The people who now daub the statues of Thomas Jefferson and George Washington and spray paint "1619" on their monuments think they can expose the racial hypocrisy of the founding fathers.

If Burke were still alive, he'd probably notice that people who trade old freedoms—freedom of speech, for example—for new rights (example, freedom of laid down by the word) may soon end up with neither.

Burke would argue that it is not easy to teach respect for democratic political institutions when paint is thrown contemptuously on the monuments of the founders of those institutions.

It would suggest to protesters eager to demand greater equality for all Americans that it is better to enlist the memory of the founders to one's cause than to turn their defense over to political opponents.

It would warn that destructiveness towards property tends to pave the way for violence towards people.

It would warn that the damage to civil order, to public property and, above all, to the values ​​demonstrators claim to uphold, could be difficult to repair. "Anger and frenzy destroy more in half an hour than prudence, reflection and foresight have built in a hundred years".

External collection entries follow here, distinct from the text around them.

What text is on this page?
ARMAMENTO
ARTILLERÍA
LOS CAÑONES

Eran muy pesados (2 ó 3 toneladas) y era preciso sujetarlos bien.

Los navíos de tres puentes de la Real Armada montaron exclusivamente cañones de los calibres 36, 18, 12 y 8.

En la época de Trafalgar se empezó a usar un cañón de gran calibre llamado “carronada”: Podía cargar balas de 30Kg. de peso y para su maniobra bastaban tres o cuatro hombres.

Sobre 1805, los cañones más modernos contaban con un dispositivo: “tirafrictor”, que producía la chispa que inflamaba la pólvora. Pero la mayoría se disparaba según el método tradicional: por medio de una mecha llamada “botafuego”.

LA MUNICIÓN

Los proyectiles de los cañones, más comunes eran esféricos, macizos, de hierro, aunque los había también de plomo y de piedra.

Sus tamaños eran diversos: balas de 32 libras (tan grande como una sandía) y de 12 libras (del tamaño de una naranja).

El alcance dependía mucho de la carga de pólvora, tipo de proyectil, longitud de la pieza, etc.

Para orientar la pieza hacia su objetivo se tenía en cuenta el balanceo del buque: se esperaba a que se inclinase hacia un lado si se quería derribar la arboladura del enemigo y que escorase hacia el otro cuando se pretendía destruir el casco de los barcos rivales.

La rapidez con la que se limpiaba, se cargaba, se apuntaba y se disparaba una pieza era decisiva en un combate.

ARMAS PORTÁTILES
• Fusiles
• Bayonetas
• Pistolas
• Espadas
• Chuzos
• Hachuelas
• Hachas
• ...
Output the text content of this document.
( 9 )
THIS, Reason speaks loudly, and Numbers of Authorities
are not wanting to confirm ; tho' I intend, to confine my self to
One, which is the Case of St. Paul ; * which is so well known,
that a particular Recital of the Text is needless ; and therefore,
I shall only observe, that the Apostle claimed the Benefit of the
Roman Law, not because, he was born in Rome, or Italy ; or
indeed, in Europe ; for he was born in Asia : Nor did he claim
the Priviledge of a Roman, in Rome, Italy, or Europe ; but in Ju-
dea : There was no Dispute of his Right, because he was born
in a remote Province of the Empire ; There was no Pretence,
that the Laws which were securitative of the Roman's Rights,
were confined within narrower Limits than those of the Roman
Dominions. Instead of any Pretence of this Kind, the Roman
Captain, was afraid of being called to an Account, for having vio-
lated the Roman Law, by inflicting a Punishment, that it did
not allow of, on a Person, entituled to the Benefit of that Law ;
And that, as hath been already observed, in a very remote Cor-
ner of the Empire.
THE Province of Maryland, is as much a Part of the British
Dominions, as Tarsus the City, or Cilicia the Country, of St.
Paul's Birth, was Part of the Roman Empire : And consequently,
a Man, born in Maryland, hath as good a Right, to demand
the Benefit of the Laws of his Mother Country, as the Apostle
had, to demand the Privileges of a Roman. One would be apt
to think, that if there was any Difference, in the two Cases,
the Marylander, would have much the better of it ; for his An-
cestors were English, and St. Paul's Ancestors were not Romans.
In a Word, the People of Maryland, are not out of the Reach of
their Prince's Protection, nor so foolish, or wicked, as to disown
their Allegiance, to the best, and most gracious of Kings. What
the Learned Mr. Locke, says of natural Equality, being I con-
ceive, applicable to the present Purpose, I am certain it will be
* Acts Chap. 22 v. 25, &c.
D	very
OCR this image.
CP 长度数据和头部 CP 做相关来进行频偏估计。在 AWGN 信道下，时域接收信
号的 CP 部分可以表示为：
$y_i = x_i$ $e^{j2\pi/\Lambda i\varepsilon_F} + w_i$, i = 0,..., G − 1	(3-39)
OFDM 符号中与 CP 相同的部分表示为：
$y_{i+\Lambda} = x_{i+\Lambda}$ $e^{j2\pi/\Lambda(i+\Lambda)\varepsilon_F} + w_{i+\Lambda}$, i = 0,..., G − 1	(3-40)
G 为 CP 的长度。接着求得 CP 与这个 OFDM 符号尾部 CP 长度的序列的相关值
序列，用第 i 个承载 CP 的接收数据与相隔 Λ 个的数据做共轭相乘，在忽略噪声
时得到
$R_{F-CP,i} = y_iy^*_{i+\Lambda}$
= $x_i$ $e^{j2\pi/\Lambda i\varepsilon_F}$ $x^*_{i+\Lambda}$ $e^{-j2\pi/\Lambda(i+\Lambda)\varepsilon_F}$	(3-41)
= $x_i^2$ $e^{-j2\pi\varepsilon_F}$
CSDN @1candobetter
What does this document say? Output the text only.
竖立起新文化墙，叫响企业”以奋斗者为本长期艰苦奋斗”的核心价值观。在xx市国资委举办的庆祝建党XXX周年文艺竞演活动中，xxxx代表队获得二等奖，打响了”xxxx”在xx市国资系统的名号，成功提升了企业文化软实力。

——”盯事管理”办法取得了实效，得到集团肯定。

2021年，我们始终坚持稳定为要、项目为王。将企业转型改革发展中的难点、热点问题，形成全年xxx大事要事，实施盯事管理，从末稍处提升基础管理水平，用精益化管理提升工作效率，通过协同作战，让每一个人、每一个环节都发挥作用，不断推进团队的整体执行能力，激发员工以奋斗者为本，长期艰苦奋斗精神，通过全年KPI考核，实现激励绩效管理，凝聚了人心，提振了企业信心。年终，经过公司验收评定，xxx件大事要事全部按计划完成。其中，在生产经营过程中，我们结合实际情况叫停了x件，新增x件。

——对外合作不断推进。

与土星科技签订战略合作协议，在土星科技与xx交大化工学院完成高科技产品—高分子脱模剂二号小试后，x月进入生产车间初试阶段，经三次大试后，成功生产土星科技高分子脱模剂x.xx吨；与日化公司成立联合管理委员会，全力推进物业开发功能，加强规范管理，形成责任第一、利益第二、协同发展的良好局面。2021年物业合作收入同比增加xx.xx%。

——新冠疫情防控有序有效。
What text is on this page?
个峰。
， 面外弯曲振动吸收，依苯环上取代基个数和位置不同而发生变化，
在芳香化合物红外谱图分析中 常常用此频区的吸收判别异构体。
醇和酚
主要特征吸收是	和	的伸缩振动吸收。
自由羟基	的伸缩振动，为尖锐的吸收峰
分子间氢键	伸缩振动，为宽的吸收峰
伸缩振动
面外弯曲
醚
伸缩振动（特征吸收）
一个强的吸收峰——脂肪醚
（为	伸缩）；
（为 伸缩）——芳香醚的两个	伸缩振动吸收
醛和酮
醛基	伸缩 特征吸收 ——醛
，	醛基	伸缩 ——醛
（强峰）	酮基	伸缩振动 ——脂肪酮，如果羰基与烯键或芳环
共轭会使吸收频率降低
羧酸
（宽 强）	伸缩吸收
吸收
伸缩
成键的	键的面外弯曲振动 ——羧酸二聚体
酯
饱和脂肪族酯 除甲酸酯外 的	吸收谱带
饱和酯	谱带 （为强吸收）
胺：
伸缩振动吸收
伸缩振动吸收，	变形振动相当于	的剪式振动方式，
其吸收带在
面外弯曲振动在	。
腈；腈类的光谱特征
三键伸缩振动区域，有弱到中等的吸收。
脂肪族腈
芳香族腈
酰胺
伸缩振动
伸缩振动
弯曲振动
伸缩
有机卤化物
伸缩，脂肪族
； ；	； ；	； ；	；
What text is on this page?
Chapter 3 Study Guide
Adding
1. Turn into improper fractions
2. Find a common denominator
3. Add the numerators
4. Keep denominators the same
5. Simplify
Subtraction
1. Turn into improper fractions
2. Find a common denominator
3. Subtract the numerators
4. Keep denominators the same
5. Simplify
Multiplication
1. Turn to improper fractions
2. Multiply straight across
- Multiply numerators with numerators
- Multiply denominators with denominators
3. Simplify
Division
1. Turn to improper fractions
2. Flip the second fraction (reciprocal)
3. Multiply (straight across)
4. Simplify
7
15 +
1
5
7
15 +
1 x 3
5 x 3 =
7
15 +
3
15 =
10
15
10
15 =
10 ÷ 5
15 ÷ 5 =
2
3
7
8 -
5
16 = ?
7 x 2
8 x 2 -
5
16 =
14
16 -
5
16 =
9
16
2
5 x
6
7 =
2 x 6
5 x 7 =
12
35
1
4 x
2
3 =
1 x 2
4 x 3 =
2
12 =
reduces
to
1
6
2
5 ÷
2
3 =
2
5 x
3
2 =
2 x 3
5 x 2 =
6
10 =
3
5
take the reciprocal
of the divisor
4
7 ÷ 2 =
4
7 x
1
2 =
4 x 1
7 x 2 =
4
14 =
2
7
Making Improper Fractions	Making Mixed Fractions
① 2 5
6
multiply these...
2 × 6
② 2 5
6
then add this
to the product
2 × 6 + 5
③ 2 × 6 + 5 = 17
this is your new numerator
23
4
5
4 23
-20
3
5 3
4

BECAUSE BURKE STILL HAS SOMETHING TO TEACH

Because Burke advocates a different concept of freedom than is popular today, it can be easy to dismiss his teachings as interesting but ultimately irrelevant. George Will, in his magnum opus The Conservative Sensitivity, speaks of Burke as a conservative "throne and altar" of little relevance to his contemporaries.

Whatever else one may say about events like those in Portland or Seattle or other places in the world (after Floyd's death), it is not the storming of the Bastille, and the vigils are not Jacobinism - or, at least, Not yet. Time to write Reflections on Revolutions in America and around the world it's still far away.

Reading and admiring Burke doesn't require you to own his thinking, much less treat him as a prophet. But it's an opportunity to learn something from a man who he saw, more clearly than most people, how “very credible programs, with very promising beginnings, often end up developing into shameful and deplorable systems.